Throughout the year, sheep are always grazing on Tom’s farm, but there are times when groups of sheep are housed in the barn for breeding and lambing as all sheep are bred and lamb in the barn. “We typically have four breeding groups in the barn so that we can breed a ram’s strength to a ewe’s weakness.” “This is also great time for us to allow for pasture growth and some stockpiling forage.”  Sheep are flushed before breeding and supplemented in the last month of gestation before lambing with 1 lb/ewe/day whole corn.

As a musician, Big Tom knows that, “The goal of every musician is really to have everyone sing along.” So, for many years, Tom has loved to play piano for crowds large and small. These days he can be found playing well-loved church hymns, where everyone in the pew sings with their whole heart. Since Big Tom feels at home in front of a microphone, he has found another way to share his lifelong passion. After many long conversations, he and Camren Maierle decided to share their thoughts with others through “The Grazing Sheep Podcast.” Their lively conversations are now the #2 sheep podcast in the country. They have over 100 episodes recorded about all aspects of sheep, grass, NSIP and their own farming adventures.

Big Tom has kept his family’s farm going with ingenuity and a focus on productivity.

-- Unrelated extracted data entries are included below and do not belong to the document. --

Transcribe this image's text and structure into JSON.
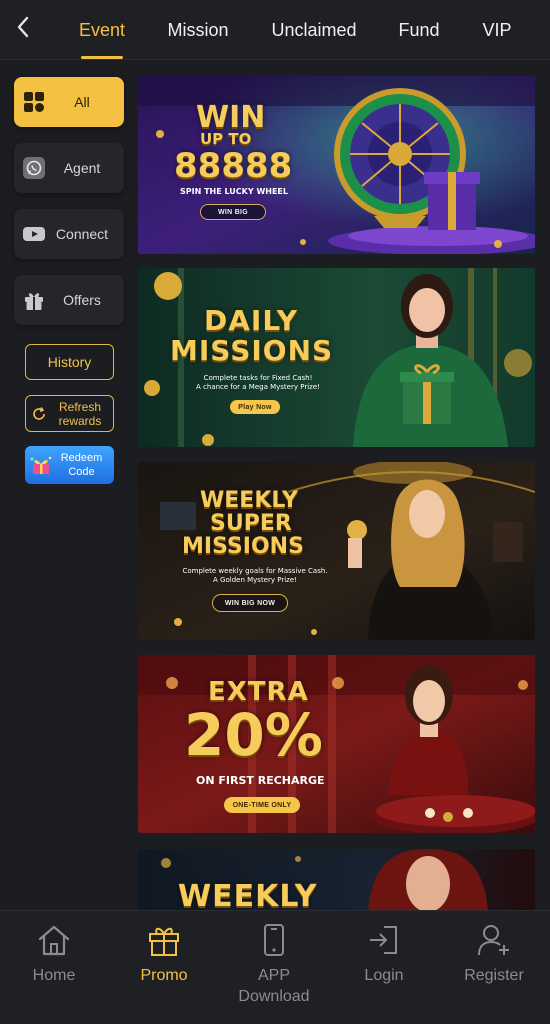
{
  "header": {
    "tabs": [
      {
        "label": "Event",
        "active": true
      },
      {
        "label": "Mission"
      },
      {
        "label": "Unclaimed"
      },
      {
        "label": "Fund"
      },
      {
        "label": "VIP"
      }
    ]
  },
  "sidebar": {
    "categories": [
      {
        "label": "All",
        "icon": "grid-icon",
        "active": true
      },
      {
        "label": "Agent",
        "icon": "whatsapp-icon"
      },
      {
        "label": "Connect",
        "icon": "youtube-icon"
      },
      {
        "label": "Offers",
        "icon": "gift-icon"
      }
    ],
    "history_label": "History",
    "refresh_label_1": "Refresh",
    "refresh_label_2": "rewards",
    "redeem_label_1": "Redeem",
    "redeem_label_2": "Code"
  },
  "banners": {
    "b1": {
      "line1": "WIN",
      "line2": "UP TO",
      "line3": "88888",
      "subtitle": "SPIN THE LUCKY WHEEL",
      "button": "WIN BIG"
    },
    "b2": {
      "line1": "DAILY",
      "line2": "MISSIONS",
      "desc1": "Complete tasks for Fixed Cash!",
      "desc2": "A chance for a Mega Mystery Prize!",
      "button": "Play Now"
    },
    "b3": {
      "line1": "WEEKLY",
      "line2": "SUPER",
      "line3": "MISSIONS",
      "desc1": "Complete weekly goals for Massive Cash.",
      "desc2": "A Golden Mystery Prize!",
      "button": "WIN BIG NOW"
    },
    "b4": {
      "line1": "EXTRA",
      "line2": "20%",
      "subtitle": "ON FIRST RECHARGE",
      "button": "ONE-TIME ONLY"
    },
    "b5": {
      "line1": "WEEKLY"
    }
  },
  "bottom_nav": [
    {
      "label": "Home",
      "icon": "home-icon"
    },
    {
      "label": "Promo",
      "icon": "gift-box-icon",
      "active": true
    },
    {
      "label": "APP Download",
      "icon": "phone-icon"
    },
    {
      "label": "Login",
      "icon": "login-icon"
    },
    {
      "label": "Register",
      "icon": "add-user-icon"
    }
  ],
  "colors": {
    "accent": "#f3c042",
    "background": "#1c1d21",
    "redeem": "#2f8cf5"
  }
}
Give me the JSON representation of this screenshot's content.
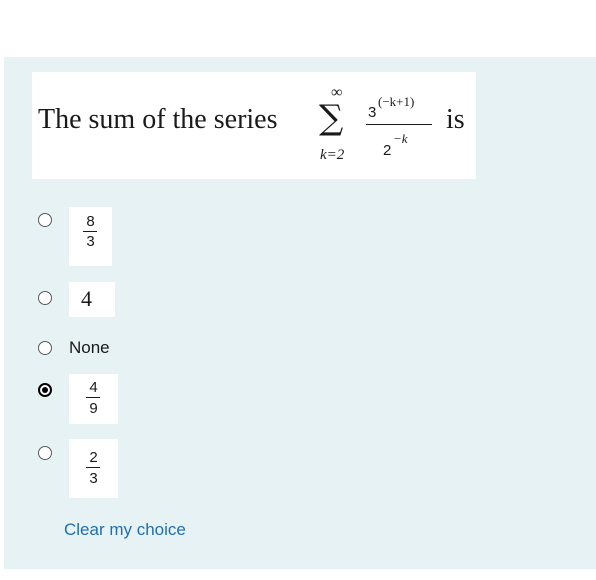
{
  "question": {
    "text": "The sum of the series",
    "suffix": "is",
    "sum_upper": "∞",
    "sum_symbol": "∑",
    "sum_lower": "k=2",
    "numerator_base": "3",
    "numerator_exponent": "(−k+1)",
    "denominator_base": "2",
    "denominator_exponent": "−k"
  },
  "options": [
    {
      "id": "opt-1",
      "type": "fraction",
      "numerator": "8",
      "denominator": "3",
      "selected": false
    },
    {
      "id": "opt-2",
      "type": "text",
      "label": "4",
      "selected": false
    },
    {
      "id": "opt-3",
      "type": "text",
      "label": "None",
      "selected": false
    },
    {
      "id": "opt-4",
      "type": "fraction",
      "numerator": "4",
      "denominator": "9",
      "selected": true
    },
    {
      "id": "opt-5",
      "type": "fraction",
      "numerator": "2",
      "denominator": "3",
      "selected": false
    }
  ],
  "clear_choice_label": "Clear my choice",
  "colors": {
    "panel_bg": "#e7f2f5",
    "link": "#1f6fb0"
  }
}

Since the beginning of his days with sheep, he has been committed to using sheep with NSIP data to improve his flock. Now as an NSIP producer, he raises the productivity of his flock through each lamb that is born. He has learned that what works well for grass

also works incredibly well for sheep. For other sheep producers’ benefit, Tom now openly shares his knowledge and passion for everything sheep-related through the microphone … as the world listens.